Il voto smonta la ratio della nuova Direttiva emissioni industriali
(Rinnovabili.it) – Nessun controllo sui bovini. Anche se le vacche, da sole, sono responsabili del 69% delle emissioni di metano del settore agricolo nel 2020 tramite la fermentazione enterica. E limiti più rilassati anche su pollame e suini, le altre due grandi fonti di gas climalteranti dagli allevamenti. Lo chiede la commissione Agricoltura del parlamento europeo con un voto che prova a scardinare l’impianto e la ragione stessa dell’inclusione dei bovini in Direttiva emissioni industriali.
La posizione è anche meno ambiziosa di quella sposata da molti paesi membri in seno al Consiglio. La stessa Italia, che aveva votato contro le modifiche alla Direttiva emissioni industriali proprio per l’inclusione degli allevamenti nel monitoraggio delle emissioni di metano, puntava semplicemente a rivedere le quote di capi oltre le quali l’allevamento va assimilato a un’industria e quindi diventa soggetto alle riduzioni emissive.
Perché non includere i bovini in Direttiva Emissioni Industriali?
La ragione per non mettere i bovini in Direttiva emissioni industriali? “Il testo proposto dalla Commissione è controproducente e favorisce una maggiore concentrazione nel settore agricolo”, oltre a comportare un “grande onere amministrativo ed economico per gli agricoltori che allevano polli, suini e bovini”. In pratica, solo le grandi aziende (intensive) avrebbero i mezzi per sbrigare le pratiche amministrative, mentre le medie aziende – il limite per le vacche è fissato in origine a 150 capi – farebbero fatica e sarebbero quindi svantaggiate. La toppa è ben peggiore del buco però: un salvacondotto per tutti gli allevamenti certo non aiuta a tenere sotto controllo le emissioni di metano.
Una proposta che, di fatto, mantiene lo status quo. E che infatti fa esultare soltanto alcune associazioni di categoria, a partire dal sindacato europeo degli agricoltori e allevatori COPA-COGECA, che parla di “messaggio cristallino” inviato alla Commissione.

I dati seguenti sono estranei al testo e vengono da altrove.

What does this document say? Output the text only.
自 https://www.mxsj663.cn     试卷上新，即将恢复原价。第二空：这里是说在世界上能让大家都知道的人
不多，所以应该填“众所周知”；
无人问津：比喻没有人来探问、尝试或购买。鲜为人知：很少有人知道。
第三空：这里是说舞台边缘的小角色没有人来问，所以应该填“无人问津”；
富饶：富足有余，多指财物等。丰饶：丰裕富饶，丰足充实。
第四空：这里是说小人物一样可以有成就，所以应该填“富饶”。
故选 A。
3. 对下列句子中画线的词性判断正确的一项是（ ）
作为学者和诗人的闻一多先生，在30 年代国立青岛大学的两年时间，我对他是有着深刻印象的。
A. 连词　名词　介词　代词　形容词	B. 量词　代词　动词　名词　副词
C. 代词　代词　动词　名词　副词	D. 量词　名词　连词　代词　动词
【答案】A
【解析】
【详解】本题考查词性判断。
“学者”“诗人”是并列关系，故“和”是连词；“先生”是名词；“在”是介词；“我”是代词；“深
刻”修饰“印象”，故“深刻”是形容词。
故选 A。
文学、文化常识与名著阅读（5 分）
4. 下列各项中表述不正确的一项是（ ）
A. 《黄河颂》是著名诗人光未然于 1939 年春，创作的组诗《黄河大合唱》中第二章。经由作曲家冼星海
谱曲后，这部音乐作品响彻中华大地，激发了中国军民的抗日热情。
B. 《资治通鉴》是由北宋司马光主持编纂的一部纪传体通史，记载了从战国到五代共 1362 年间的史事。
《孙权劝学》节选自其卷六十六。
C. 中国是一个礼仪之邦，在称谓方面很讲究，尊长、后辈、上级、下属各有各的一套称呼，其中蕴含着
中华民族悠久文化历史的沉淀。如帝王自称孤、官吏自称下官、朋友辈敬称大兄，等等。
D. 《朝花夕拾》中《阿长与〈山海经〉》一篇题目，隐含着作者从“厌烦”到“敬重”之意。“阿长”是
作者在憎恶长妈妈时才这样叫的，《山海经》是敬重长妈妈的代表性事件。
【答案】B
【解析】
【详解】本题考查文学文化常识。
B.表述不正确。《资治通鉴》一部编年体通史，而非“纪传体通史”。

Far passare i limiti emissivi per gli allevamenti nella formulazione di Bruxelles, argomenta il sindacato, “significherebbe obbligare le piccole e medie aziende agricole a rispettare criteri impossibili, rischiandone così la liquidazione o addirittura la concentrazione eccessiva delle aziende esistenti, favorendo così il consumo di prodotti di origine extra-europea”.
Secondo uno studio di Greenpeace del 2020, gli allevamenti in Europa emettono una quantità di gas climalteranti analoga a quella generata da tutte le auto e i furgoni che corrono sulle strade del continente. La revisione della IED è il primo tentativo serio di incidere sul tenore emissivo di questo comparto. In Europa, queste emissioni sono scese del 25% tra 1990 e 2010 ma da allora sono stabili nonostante i fondi della politica agricola comune spesi per tagliarle, accusava la Corte dei conti europea nel 2021.